SMT is used in virtually every sector of the electronics industry. Some key applications include…
Consumer Electronics – SMT has become feasible in providing small form factors and increased functionality in the wide range of electronic devices that are used today, from smartphones and tablets to wearable gadgets and laptops.
Automotive Electronics – Numerous electronic control units (ECUs) are used in modern cars for various applications, such as engine management, GPS, in car entertainment, all of which use SMT.
Aerospace and Defense – SMT enables the production of lightweight, reliable electronics for aircraft, satellites, and military equipment.
Medical Devices – Implantable devices, diagnostic equipment, and portable medical devices benefit from the miniaturisation and reliability offered by SMT.
Industrial Control Systems – SMT is used in the production of programmable logic controllers (PLCs), sensors, and other industrial automation equipment.
Telecommunications – The use of Surface Mount Technology is high in network infrastructure devices such as routers, switches, and mobile base stations to package complex circuitry.
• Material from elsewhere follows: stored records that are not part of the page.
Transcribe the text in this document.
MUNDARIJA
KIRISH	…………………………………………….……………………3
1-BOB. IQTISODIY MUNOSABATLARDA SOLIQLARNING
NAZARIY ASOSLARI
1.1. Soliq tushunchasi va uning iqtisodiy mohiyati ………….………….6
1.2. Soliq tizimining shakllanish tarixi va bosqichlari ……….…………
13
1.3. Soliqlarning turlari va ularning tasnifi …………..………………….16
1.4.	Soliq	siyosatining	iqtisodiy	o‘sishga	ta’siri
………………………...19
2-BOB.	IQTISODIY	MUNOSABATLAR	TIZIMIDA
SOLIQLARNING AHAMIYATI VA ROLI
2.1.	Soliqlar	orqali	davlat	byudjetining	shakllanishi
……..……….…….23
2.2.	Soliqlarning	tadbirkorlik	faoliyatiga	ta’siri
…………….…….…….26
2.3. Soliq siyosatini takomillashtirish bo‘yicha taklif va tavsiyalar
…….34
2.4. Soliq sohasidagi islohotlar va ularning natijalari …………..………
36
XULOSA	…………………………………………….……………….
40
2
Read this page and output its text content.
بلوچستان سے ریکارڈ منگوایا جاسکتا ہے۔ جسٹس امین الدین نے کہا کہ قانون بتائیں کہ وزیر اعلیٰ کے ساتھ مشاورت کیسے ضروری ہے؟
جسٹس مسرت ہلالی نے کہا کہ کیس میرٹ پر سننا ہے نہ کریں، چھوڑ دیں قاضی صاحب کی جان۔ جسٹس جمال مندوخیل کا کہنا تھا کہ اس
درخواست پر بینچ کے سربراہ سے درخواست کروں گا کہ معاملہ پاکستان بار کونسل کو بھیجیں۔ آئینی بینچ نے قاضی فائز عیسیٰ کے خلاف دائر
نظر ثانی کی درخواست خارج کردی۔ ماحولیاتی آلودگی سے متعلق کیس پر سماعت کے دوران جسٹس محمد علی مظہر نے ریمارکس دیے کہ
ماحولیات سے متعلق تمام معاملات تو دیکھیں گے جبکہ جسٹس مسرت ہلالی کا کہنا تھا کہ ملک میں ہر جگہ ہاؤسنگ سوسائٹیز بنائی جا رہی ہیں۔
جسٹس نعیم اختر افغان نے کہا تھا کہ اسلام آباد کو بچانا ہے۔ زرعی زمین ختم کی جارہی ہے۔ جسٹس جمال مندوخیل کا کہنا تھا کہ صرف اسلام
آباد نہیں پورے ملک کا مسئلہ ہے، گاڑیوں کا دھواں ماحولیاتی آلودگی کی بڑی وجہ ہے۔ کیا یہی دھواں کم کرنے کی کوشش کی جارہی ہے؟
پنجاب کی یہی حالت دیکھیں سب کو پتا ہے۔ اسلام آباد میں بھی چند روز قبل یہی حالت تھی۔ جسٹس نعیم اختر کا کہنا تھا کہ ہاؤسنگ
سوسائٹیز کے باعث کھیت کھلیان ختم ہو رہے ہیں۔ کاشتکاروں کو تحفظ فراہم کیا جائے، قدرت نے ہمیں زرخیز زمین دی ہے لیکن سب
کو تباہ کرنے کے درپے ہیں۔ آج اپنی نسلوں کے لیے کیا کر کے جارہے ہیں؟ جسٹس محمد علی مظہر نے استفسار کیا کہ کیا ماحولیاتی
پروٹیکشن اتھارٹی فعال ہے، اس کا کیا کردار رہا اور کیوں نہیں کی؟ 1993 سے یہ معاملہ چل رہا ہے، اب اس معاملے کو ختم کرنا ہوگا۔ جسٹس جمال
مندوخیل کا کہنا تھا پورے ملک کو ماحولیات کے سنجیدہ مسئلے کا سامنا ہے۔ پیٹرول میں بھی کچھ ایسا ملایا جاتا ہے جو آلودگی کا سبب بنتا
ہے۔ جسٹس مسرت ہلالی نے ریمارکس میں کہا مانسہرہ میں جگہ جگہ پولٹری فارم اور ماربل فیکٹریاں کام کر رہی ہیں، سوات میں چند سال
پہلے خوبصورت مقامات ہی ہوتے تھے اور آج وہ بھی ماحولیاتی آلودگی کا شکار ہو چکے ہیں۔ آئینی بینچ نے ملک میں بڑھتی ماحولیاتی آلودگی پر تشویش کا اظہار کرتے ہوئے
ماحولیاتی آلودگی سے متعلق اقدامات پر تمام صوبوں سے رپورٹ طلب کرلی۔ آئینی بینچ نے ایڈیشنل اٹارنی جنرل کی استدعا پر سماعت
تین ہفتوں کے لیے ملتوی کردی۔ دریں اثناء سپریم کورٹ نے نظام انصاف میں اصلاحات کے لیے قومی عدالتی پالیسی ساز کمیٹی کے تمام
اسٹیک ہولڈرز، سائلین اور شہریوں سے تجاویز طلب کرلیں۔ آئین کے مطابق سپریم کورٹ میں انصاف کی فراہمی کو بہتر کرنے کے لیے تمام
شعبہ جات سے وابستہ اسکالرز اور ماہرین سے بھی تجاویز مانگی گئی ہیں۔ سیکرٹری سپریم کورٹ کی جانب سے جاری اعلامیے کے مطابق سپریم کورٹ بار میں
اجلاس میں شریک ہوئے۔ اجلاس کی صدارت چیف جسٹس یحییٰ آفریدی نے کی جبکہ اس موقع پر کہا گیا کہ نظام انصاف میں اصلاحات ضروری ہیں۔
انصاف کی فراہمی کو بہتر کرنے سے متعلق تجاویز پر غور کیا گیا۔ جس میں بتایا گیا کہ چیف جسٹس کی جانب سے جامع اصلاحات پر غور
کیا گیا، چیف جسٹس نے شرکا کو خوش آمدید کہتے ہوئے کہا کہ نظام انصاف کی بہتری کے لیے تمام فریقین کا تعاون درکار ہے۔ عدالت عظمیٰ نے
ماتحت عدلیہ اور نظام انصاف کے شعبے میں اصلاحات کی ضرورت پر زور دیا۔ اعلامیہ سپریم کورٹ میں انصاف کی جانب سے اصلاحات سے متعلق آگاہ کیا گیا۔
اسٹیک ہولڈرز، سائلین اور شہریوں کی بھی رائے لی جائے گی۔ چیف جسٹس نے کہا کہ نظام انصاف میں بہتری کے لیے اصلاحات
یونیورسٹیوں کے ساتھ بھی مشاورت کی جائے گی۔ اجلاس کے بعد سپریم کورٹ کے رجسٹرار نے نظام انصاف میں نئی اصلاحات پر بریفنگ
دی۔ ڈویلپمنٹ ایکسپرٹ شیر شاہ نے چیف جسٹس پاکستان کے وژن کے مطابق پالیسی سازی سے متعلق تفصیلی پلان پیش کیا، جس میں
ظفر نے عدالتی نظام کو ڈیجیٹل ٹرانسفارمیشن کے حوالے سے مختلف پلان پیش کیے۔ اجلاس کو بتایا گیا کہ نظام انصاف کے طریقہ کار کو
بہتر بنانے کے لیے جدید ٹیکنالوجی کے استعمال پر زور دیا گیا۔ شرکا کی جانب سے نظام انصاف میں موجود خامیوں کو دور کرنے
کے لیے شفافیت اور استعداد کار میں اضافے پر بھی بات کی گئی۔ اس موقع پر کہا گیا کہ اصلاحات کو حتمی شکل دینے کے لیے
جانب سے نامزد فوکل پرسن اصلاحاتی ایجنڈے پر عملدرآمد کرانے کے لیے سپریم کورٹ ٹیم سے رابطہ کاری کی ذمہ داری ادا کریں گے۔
SMT caters to a huge number of parts that need to be packed within a small space, which was observed in the complex circuitry found in networking equipment.
Internet of Things (IoT) Devices – Due to the smallness and energy efficiency required, SMT is often resorted to by IoT devices to make small, connected devices. SMT allows the installation of smaller electronic components onto the surface of printed circuit boards, which is vital inIoT applications.
Future Trends in Surface Mount Technology
As electronics continue to evolve, SMT is adapting to meet new challenges and the current trend or to move towards even smaller components. And as this miniaturisation continues, we are seeing components like 008004 resistors (0.25 x 0.125 mm) becoming more common. The main driver for this is the increased use of wearable and conformable worn about the person devices (think sports watches and associated monitors).
Comparisons Between SMT and Through-Hole Technology
While SMT has largely replaced through-hole technology in many applications, through-hole still has its place…
High-Power Components
Large power transistors or capacitors often still use through-hole mounting for better heat dissipation and mechanical strength.
Connectors
Some types of connectors, especially those subject to mechanical stress, may use through-hole mounting for added durability.
Prototyping
Through-hole components can be easier to work with in prototype or low-volume production scenarios.
Extreme Environments
Some military and aerospace applications still prefer through-hole technology for its perceived higher reliability in harsh conditions.
In practice many PCBs use a combination of SMT and through-hole components to leverage the advantages of both technologies. SMT has become the very foundation of modern electronics manufacturing. Its ability to produce small, high-performance electronic assemblies has helped enable a host of products we use daily and now take for granted.